No; this is not a science fiction drama about a robotic day trader! I just like to use tragic titles to release my frustrations from time to time!
First of all, our Currenex Trading System project might have to be scrapped. It is taking too long for the orders to travel to the Currenex server. In today’s trading session, by the time the stop price to exit a short trade was reached and the sell signal was sent, the exit price wound up being about 20 pips worse than it should have been.
To avoid issues like these going forward, we are seriously looking at Strategy Runner. It works with a Radianz connection instead of through the traditional internet where data might be lost and delayed. This should decrease our trade execution times – a big plus!

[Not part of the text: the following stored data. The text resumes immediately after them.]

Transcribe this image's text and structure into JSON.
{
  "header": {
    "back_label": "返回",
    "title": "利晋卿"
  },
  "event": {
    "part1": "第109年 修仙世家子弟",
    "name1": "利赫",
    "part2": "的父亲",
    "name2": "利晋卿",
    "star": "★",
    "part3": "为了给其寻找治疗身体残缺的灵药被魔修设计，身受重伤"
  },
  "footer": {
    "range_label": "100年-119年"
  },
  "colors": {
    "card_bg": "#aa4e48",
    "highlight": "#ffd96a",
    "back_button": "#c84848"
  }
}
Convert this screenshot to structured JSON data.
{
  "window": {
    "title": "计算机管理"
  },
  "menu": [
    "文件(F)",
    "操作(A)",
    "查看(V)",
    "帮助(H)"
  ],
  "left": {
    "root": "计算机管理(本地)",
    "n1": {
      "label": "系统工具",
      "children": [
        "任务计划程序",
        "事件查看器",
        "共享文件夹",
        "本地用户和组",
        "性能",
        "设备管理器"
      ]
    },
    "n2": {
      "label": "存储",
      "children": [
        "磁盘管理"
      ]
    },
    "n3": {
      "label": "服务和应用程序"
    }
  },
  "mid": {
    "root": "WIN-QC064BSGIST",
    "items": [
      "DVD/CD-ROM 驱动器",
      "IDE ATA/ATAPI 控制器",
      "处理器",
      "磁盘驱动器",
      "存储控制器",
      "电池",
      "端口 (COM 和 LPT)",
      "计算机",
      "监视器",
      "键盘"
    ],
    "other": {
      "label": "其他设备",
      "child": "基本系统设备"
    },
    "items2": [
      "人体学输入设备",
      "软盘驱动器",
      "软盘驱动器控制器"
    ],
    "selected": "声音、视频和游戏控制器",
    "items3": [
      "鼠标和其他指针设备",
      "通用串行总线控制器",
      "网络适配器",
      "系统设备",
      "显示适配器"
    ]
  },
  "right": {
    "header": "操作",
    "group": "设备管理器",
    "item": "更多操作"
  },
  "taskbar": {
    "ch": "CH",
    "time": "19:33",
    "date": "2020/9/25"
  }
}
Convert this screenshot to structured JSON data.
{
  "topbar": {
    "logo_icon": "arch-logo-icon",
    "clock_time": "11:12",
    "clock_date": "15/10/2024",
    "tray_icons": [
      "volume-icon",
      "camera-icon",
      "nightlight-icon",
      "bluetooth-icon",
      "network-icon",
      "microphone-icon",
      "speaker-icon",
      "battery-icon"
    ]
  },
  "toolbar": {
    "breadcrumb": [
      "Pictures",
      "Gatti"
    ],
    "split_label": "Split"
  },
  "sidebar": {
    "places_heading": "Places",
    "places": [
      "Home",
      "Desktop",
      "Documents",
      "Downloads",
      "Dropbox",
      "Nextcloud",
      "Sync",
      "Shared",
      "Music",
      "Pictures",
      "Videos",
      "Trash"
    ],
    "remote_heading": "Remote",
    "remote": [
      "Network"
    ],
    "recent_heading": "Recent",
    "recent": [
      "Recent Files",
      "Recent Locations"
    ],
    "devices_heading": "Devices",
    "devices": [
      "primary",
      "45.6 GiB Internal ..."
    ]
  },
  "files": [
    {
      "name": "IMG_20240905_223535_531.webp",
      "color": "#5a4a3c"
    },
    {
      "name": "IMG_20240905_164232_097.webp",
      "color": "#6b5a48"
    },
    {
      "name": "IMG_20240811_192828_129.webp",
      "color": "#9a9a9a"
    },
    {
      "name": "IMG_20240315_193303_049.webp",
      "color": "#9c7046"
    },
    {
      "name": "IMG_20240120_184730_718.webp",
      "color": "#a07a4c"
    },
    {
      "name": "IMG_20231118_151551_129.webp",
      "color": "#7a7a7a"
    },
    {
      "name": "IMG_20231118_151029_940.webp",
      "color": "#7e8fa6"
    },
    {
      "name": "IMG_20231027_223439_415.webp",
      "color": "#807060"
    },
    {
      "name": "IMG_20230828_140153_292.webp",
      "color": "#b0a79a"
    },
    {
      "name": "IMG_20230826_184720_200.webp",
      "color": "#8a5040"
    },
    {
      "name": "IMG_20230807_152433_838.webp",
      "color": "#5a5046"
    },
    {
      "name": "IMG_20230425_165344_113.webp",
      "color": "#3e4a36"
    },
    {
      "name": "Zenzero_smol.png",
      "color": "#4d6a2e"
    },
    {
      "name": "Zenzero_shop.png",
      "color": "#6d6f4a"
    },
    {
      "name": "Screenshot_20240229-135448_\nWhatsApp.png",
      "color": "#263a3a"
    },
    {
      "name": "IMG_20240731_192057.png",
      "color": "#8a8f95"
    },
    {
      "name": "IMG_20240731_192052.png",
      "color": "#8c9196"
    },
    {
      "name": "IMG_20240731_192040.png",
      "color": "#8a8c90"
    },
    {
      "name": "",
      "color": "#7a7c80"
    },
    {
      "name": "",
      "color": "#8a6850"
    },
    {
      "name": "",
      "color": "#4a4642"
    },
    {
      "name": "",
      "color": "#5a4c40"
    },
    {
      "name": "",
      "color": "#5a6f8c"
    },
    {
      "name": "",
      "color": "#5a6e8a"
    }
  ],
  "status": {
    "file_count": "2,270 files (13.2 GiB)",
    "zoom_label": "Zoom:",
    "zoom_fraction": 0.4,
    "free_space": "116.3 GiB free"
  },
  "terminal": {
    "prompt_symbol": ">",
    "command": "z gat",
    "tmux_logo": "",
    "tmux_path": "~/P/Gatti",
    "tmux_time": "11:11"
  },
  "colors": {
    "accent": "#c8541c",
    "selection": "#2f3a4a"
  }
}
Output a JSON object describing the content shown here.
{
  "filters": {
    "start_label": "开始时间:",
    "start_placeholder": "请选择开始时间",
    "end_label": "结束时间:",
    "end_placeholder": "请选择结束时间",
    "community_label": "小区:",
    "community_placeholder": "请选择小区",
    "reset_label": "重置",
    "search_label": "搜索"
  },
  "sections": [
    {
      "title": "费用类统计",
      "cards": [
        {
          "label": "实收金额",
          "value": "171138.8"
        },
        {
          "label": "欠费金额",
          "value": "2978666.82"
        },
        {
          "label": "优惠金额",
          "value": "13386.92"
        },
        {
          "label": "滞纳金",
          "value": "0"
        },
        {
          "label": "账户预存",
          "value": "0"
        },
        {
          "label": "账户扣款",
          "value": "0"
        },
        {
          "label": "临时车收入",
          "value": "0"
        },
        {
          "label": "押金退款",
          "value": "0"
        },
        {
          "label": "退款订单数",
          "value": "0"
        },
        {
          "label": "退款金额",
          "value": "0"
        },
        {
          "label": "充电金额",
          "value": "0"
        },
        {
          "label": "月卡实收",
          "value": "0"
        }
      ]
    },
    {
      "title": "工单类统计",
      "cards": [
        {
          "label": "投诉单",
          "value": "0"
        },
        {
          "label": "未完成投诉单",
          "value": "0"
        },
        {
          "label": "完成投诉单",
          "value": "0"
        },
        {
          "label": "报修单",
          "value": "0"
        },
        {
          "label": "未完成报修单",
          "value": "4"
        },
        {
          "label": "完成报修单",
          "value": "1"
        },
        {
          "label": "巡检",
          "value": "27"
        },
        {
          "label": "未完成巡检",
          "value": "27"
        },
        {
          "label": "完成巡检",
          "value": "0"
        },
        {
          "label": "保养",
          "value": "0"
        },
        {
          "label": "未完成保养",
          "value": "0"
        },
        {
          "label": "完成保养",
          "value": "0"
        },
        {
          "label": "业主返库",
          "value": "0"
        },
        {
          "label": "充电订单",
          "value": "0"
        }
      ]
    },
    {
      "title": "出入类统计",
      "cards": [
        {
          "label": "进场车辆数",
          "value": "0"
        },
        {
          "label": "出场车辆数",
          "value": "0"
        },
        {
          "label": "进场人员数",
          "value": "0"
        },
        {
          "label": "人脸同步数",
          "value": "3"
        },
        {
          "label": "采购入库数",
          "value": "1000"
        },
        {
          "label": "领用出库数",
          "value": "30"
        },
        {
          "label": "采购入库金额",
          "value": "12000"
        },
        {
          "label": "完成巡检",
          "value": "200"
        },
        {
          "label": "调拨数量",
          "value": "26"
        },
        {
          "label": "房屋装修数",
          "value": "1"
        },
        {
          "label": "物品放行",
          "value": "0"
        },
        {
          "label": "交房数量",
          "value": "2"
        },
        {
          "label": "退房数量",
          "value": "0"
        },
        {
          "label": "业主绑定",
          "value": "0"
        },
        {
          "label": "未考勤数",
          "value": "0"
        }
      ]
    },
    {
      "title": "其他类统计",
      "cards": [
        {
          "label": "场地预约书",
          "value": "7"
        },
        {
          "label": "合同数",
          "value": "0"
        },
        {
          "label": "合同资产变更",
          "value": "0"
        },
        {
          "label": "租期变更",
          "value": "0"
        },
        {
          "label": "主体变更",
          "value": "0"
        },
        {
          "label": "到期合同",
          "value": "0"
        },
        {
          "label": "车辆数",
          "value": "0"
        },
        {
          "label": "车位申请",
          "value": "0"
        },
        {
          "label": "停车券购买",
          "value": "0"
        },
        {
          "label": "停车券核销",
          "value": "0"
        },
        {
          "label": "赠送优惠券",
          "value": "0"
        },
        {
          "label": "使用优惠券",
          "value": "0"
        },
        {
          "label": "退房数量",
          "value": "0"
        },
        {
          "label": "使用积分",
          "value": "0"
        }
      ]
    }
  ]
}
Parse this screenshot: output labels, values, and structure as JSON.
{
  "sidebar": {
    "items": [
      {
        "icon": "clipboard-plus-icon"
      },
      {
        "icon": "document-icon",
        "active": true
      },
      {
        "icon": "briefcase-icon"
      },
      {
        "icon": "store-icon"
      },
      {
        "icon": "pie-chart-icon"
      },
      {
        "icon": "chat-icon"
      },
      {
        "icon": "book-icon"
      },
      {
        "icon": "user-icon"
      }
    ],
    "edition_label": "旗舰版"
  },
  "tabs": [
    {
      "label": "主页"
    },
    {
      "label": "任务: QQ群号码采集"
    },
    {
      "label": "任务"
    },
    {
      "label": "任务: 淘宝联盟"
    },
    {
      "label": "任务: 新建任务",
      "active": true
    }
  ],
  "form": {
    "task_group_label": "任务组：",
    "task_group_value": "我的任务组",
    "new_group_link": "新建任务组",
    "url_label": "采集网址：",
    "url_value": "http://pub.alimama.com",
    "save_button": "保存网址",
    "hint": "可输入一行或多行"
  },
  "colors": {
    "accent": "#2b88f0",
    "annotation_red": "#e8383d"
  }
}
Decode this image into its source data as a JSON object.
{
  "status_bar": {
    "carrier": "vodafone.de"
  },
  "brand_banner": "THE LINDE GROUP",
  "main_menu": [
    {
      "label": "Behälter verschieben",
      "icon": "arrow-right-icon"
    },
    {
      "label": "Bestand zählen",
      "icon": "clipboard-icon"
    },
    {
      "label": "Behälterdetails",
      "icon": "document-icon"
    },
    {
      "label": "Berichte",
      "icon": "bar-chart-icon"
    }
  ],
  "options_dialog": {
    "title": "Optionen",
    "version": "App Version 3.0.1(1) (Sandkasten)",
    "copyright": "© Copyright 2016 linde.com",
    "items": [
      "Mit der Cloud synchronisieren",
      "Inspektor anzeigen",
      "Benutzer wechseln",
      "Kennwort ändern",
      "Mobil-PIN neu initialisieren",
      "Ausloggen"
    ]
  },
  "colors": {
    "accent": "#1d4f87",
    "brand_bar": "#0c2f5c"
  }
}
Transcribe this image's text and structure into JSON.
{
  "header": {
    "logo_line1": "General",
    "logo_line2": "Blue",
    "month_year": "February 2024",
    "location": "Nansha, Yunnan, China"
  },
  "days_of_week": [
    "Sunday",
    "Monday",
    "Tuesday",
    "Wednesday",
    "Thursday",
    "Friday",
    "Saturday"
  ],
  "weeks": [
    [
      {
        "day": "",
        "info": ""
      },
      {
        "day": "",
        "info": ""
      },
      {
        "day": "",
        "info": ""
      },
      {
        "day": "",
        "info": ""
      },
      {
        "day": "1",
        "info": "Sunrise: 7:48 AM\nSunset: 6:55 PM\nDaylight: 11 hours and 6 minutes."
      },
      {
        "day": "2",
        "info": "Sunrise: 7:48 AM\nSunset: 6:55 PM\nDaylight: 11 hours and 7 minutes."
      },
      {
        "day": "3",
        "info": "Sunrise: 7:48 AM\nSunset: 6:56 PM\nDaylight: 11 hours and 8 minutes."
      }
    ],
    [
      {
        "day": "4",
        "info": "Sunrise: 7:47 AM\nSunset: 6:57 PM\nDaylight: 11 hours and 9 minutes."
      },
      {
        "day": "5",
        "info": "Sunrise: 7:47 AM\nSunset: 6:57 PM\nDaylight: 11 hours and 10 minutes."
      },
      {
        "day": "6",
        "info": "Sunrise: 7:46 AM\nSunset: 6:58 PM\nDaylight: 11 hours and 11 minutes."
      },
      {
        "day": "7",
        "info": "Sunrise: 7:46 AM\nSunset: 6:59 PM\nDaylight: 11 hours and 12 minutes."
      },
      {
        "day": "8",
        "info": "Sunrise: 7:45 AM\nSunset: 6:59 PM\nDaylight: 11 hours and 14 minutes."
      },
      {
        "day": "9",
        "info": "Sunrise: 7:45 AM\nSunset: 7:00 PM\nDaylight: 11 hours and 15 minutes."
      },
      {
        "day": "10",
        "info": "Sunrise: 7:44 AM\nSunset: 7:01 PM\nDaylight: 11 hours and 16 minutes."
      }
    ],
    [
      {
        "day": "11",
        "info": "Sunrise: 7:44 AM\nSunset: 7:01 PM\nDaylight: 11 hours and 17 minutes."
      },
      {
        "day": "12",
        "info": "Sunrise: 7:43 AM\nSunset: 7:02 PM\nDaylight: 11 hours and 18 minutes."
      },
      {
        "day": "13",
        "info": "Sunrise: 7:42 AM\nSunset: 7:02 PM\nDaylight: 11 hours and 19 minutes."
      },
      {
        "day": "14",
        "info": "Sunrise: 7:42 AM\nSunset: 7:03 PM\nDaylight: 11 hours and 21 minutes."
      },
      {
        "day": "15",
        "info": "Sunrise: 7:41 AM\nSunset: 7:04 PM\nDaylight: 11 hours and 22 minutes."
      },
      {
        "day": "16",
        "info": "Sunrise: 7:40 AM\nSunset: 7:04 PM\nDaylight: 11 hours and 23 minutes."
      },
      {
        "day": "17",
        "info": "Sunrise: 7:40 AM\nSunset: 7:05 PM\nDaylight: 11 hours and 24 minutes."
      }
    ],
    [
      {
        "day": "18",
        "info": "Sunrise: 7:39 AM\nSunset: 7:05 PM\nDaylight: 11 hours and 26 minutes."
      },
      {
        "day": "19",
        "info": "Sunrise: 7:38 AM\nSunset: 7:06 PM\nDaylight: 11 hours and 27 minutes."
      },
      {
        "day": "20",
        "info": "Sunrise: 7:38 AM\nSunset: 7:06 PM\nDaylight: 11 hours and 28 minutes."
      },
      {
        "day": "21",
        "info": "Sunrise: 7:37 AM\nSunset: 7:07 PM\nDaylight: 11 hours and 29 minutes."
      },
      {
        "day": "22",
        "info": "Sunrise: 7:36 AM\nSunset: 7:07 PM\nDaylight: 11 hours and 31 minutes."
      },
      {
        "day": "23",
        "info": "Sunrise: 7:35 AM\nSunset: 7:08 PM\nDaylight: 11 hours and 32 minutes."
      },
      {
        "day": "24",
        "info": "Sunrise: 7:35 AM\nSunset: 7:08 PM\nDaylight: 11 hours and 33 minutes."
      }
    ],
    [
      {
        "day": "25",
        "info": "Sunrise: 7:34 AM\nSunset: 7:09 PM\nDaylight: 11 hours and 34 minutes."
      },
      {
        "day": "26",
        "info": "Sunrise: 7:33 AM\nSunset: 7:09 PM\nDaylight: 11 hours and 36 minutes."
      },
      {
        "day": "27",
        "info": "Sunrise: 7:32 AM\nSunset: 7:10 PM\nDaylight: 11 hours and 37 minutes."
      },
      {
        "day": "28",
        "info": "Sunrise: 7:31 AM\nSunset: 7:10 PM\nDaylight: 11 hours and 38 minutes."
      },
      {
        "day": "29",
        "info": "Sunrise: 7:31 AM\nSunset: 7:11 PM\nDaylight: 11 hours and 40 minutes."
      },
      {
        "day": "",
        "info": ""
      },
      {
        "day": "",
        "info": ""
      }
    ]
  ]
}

More Trade Rejections at FXLQ and Weird Executions on MT4
Today we basically couldn’t get in any trades when the currency market was really moving. The same typical one-minute-plus trade rejections were the norm. The execution of the only trade today was also really, really weird.
First, here’s the section of the trading log that corresponds to this trade:
17:00:13 ‘1002’: request was accepted by server
17:00:13 ‘1002’: request in process
17:01:25 ‘1002’: order was opened : #199304 buy 25.00 EURUSD at 1.3142 sl: 0.0000 tp: 0.0000
17:01:26 ‘1002’: modify order #199304 buy 25.00 EURUSD at 1.3142 sl: 0.0000 tp: 0.0000 -> sl: 1.3134 tp: 0.0000
17:01:26 ‘1002’: request was accepted by server
17:01:27 ‘1002’: request in process
17:01:27 ‘1002’: order #199304 buy 25.00 EURUSD at 1.3142 was modified -> sl: 1.3134 tp: 0.0000
17:03:39 ‘1002’: close order #199304 buy 25.00 EURUSD at 1.3142 sl: 1.3134 tp: 0.0000 at price 1.3144
17:03:39 ‘1002’: request was accepted by server
17:03:40 ‘1002’: request in process
17:03:57 ‘1002’: order #199304 buy 25.00 EURUSD at 1.3142 sl: 1.3134 tp: 0.0000 closed at price 1.3144
An order was sent to buy 25.00 EURUSD at 1.3142 at 17:00:13 UK time (the yellow arrow on this chart – the horizontal yellow line at 1.3141 corresponds to the bid price at that time). The order took 1 minute and 12 seconds to get filled!!! (see the log above). After the order was sent, the price of the Euro started ticking up to the high (1.3148) of the 1-minute bar at 17:00 (see the chart); there was no fill or rejected order throughout this move (like there should have been). The price then started to retrace, dropping slowly back to 1.3142 (still no fill). The price then dropped to 1.3138 and the order was filled at 1.3142! – 1 minute and 12 seconds later!
The price then started going up. It went to 1.3146 but stalled. The price ticked down two pips to 1.3144 and the sell order was sent. The price was static at 1.3144; no movement – yet no fill. The price started climbing rapidly to 1.3147 (the high of the 17:03 bar labeled on the chart). When at 1.3147, the fill took place at 1.3144; 8 seconds after the order was submitted!
Weird, isn’t it? When the Buy order was sent, it wasn’t filled as the price went up. It was instead held in “limbo” and only filled when the market price came back down and went lower than the original price. The fill occurred at a worse price (higher) than the current market price. When the Sell order was given, which would have closed out the position at a profit, the order was stalled for 8 seconds; then, when the price went higher, a fill occurred at a worse price (lower) than the current market price.
Maybe the trading platform is possessed! 🙂
We continue waiting for the new MT4 system to be ready.